92 101.6160 0.0021 0.0021
93 102.5926 0.0096 0.0096
94 102.9490 0.0035 0.0035
95 103.6555 0.0069 0.0068
96 103.6660 0.0001 0.0001
97 105.4519 0.0172 0.0171
98 105.5788 0.0012 0.0012
99 105.9808 0.0038 0.0038
[100 rows x 3 columns]
Solution 2:
Log returns are simply the natural log of 1 plus the arithmetic return. So how about this?
df['pct_change'] = df.price.pct_change()
df['log_return'] = np.log(1 + df.pct_change)
Even more concise, utilizing Ximix's suggestion:
df['log_return'] = np.log1p(df.price.pct_change())
Solution 3:
Single line, and only calculating logs once. First convert to log-space, then take the 1-period diff.
np.diff(np.log(df.price))
In earlier versions of numpy:
np.log(df.price)).diff()
Solution 4:
The results might seem similar, but that is just because of the Taylor expansion for the logarithm. Since log(1 + x) ~ x, the results can be similar.
However,
I am using the following code to get logarithmic returns, but it gives the exact same values as the pct.change() function.
is not quite correct.
import pandas as pd
df = pd.DataFrame({'p': range(10)})
df['pct_change'] = df.pct_change()
df['log_stuff'] = \
np.log(df['p'].astype('float64')/df['p'].astype('float64').shift(1))

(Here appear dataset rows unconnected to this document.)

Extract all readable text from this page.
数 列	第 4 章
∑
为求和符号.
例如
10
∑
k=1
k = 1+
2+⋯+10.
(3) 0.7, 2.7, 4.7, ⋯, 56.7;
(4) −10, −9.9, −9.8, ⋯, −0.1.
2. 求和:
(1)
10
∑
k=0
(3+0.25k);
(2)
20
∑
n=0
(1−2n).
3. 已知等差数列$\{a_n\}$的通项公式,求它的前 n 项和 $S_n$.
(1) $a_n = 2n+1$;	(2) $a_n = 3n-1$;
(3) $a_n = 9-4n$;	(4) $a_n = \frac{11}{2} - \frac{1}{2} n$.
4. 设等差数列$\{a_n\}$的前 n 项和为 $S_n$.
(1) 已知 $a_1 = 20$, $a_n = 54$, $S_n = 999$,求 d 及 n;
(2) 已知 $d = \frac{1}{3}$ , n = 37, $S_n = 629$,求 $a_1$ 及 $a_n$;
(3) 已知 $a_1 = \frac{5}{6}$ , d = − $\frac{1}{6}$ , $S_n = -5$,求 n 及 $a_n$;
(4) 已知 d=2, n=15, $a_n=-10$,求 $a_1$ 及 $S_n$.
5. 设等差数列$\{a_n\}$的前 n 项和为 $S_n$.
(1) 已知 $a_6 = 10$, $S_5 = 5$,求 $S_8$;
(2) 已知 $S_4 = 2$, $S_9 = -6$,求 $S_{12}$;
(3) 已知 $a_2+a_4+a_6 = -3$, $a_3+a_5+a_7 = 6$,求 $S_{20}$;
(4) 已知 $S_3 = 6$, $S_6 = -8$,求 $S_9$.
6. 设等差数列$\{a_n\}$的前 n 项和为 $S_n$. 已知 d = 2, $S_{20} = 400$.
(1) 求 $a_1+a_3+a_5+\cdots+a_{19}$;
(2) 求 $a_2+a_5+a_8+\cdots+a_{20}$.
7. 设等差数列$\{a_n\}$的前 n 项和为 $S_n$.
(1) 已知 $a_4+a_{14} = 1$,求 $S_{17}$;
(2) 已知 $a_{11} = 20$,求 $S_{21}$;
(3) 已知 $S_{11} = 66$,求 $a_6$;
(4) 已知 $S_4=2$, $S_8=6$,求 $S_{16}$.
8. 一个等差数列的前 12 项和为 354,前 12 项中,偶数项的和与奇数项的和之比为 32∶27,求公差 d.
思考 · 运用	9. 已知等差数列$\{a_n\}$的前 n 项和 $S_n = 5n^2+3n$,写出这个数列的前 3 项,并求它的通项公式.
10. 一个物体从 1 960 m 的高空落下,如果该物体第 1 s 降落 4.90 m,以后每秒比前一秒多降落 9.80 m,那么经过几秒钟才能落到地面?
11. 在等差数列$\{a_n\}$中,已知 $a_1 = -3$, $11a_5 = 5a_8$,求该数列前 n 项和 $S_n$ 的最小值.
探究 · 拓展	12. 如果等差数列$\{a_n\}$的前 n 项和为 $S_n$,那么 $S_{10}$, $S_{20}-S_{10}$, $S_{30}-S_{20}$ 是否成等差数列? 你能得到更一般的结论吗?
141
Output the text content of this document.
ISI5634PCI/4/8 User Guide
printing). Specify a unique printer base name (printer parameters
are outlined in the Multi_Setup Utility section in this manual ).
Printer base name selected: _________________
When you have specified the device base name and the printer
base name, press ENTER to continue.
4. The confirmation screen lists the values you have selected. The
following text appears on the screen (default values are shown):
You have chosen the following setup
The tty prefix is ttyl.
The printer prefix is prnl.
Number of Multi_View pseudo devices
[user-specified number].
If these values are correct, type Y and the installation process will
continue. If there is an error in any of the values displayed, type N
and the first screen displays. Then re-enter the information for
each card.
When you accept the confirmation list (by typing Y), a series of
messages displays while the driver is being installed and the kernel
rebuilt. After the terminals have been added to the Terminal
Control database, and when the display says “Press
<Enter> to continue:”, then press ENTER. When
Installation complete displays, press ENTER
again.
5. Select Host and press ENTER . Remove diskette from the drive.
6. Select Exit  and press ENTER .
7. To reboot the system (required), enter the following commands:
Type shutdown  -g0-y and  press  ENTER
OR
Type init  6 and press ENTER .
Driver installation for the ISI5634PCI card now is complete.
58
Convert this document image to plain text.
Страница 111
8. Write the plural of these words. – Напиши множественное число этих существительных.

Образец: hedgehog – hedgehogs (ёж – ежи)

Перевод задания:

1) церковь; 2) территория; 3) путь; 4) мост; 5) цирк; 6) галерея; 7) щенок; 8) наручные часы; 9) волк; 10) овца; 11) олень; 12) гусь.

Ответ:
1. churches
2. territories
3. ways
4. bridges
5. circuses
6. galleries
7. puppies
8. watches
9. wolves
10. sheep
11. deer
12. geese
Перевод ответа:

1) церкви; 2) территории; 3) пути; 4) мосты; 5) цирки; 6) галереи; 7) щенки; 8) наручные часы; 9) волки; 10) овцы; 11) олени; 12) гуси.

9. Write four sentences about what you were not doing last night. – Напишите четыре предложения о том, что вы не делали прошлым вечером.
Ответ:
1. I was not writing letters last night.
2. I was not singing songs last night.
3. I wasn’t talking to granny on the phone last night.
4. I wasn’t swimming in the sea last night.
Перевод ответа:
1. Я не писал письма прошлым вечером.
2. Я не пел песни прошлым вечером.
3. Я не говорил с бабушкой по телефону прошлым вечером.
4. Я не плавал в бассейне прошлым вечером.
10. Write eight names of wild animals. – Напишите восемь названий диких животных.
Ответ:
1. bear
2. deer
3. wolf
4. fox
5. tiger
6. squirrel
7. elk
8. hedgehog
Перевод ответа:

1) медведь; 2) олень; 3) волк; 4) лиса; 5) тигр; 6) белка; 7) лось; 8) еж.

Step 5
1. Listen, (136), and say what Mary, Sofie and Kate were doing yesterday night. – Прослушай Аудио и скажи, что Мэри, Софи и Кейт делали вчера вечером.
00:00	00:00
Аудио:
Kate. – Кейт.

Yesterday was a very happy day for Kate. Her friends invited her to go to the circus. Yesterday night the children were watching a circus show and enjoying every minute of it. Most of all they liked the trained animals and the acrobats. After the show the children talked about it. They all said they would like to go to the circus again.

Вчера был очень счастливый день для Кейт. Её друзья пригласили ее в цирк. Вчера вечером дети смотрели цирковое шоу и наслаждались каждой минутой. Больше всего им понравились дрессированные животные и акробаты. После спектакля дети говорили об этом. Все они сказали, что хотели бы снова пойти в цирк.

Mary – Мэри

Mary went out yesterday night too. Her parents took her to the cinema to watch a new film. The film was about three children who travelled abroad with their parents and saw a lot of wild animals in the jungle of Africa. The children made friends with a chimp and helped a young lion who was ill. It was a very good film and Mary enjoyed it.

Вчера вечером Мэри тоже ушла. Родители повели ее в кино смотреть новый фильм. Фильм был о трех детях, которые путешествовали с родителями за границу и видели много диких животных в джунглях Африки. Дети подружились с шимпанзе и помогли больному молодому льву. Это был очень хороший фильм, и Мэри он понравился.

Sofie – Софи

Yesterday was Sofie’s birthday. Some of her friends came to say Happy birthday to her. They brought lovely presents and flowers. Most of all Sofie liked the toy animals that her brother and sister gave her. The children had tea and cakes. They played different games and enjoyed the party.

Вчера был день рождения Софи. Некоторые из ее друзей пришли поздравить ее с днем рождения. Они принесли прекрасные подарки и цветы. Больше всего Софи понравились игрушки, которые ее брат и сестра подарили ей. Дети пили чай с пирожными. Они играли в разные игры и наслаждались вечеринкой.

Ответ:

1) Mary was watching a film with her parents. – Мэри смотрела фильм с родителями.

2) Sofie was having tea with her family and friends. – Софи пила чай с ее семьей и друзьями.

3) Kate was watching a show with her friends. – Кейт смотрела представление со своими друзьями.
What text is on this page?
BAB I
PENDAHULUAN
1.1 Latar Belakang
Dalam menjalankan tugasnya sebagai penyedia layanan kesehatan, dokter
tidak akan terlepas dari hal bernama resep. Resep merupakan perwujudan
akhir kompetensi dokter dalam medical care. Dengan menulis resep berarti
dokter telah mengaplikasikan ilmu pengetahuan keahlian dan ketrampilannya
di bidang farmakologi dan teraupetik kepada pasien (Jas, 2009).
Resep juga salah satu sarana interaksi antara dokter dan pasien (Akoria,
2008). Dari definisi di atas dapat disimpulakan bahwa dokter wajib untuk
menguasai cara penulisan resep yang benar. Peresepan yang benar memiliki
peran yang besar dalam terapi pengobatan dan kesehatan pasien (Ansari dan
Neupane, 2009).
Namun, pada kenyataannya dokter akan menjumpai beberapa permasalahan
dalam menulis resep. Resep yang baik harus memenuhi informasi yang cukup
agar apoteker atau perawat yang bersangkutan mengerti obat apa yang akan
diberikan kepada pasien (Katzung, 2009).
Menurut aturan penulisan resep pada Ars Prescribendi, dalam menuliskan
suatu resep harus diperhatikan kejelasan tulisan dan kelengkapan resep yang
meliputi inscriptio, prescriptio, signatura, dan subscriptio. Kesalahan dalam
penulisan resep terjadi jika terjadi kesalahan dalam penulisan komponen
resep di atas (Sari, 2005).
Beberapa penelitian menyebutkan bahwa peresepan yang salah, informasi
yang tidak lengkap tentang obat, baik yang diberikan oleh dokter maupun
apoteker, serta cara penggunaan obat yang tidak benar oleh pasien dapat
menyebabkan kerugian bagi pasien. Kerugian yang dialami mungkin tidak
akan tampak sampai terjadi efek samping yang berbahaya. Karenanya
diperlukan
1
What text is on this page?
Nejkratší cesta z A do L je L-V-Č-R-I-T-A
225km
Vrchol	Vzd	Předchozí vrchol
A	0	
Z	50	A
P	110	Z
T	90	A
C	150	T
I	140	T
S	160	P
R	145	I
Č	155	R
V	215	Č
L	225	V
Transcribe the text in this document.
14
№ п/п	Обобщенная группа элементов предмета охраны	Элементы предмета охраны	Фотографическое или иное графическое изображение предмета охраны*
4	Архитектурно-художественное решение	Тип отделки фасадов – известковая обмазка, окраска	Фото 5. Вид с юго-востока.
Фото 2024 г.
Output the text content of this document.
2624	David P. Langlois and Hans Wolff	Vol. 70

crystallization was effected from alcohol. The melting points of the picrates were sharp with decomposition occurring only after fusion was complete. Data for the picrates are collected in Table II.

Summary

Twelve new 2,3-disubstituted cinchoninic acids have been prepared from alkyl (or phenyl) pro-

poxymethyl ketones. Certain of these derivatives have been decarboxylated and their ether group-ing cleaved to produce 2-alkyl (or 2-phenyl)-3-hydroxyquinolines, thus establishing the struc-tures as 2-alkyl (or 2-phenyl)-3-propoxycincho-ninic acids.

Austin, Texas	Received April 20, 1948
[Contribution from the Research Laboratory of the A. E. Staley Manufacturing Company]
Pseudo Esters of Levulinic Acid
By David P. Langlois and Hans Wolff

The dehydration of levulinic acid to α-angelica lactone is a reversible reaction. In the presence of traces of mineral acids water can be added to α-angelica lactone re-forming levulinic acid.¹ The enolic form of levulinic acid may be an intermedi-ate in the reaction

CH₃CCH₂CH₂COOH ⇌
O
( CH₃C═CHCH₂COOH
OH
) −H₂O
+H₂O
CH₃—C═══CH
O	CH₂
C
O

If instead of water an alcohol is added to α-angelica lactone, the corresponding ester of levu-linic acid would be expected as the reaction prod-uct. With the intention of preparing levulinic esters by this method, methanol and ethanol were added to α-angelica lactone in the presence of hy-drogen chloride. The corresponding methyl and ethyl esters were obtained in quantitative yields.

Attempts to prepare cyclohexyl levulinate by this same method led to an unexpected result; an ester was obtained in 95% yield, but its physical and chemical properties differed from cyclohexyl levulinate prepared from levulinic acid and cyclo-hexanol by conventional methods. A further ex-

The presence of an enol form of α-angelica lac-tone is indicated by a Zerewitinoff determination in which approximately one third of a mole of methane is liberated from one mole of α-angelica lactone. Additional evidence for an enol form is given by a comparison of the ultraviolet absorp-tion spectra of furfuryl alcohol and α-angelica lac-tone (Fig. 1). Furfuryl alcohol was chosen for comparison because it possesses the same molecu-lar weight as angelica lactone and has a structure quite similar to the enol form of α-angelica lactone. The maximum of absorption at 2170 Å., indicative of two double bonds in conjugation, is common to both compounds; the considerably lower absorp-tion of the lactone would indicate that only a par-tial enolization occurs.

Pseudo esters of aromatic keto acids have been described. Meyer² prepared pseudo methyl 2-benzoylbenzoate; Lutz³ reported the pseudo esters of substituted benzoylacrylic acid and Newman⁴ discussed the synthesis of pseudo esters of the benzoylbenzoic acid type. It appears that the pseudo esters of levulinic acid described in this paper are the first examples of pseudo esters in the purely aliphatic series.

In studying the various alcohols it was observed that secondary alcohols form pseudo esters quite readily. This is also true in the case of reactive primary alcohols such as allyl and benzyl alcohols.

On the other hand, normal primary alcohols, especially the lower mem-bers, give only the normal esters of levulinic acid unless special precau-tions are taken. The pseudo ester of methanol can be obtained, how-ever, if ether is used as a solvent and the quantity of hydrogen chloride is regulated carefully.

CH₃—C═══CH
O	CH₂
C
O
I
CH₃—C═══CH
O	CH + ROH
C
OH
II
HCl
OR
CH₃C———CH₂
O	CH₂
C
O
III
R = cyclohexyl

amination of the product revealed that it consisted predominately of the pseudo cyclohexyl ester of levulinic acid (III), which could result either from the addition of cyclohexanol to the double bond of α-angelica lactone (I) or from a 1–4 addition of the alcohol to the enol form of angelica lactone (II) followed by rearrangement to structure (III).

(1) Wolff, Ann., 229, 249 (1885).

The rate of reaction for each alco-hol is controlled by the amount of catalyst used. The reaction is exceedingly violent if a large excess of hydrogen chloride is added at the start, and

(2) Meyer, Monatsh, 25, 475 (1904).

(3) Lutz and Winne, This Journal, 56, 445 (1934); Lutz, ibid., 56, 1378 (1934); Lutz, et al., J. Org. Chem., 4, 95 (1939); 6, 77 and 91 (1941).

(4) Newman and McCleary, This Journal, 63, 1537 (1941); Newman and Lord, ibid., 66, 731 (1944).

df[['pct_change', 'log_stuff']].plot();
Solution 5:
@poulter7: I cannot comment on the other answers, so I post it as new answer: be careful with
np.log(df.price).diff()
as this will fail for indices which can become negative as well as risk factors e.g. negative interest rates. In these cases
np.log(df.price/df.price.shift(1)).dropna()
is preferred and based on my experience generally the safer approach. It also evaluates the logarithm only once.
Whether you use +1 or -1 depends on the ordering of your time series. Use -1 for descending and +1 for ascending dates - in both cases the shift provides the preceding date's value.